Redis is not a classic message broker either, it's rather an in-memory data store. But it's often used as a message broker. If you have a system that requires an extremely fast broker, and the lack of data durability is not a shop stopper – redis can be a good choice.

Azure Service Bus & AmazonMQ

Venturing beyond open-source implementations, several cloud providers proffer managed services, alleviating the burden of setup and maintenance from your operational responsibilities.
  • Azure Service Bus is Microsoft's enterprise message broker with message queues and publish-subscribe topics.
  • AmazonMQ is a AWS's managed version of RabbitMQ.
  • Cloud Tasks, Cloud Pub/Sub are google's solutions which may be used to implement message passing and asynchronous integration.
All three reduce your operational responsibilities by handling the setup and maintenance of a message broker for you.
Let's conclude by summarizing the advantages and disadvantages of Message Brokers.

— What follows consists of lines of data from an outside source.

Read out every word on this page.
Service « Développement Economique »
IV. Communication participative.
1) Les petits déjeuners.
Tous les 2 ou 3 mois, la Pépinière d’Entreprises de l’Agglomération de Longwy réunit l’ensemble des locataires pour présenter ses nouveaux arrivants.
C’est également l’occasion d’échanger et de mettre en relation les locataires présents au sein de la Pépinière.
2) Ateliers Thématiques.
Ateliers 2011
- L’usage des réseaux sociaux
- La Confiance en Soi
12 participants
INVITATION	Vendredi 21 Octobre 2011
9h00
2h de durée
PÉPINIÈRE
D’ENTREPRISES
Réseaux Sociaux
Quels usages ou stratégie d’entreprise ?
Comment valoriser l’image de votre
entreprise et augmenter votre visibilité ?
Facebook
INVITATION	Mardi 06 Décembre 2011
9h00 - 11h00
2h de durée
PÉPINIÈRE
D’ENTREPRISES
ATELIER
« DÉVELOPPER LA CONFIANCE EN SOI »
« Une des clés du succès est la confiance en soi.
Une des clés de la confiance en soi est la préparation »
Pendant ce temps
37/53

  • Producers can send messages even if the consumer isn't available. As long as the message broker is operational, no data is lost.
  • Message Brokers facilitate asynchronous processing, enhancing system performance. They also enable services to be decoupled, simplifying development, maintenance, and scaling.


It's also important to be aware of the disadvantages of message brokers:
  • Limited Use Case - They're not suited for scenarios like login and purchase where the calling service expects a direct response.
  • Increased System Complexity - Integrating a message broker introduces additional complexity, meaning more components require oversight to ensure the system functions properly.
  • If the broker gets overloaded with buffered messages due to slow consumers, the time taken to process each individual message might increase, leading to a reduction in overall throughput.
  • Sluggish consumers can further impede throughput.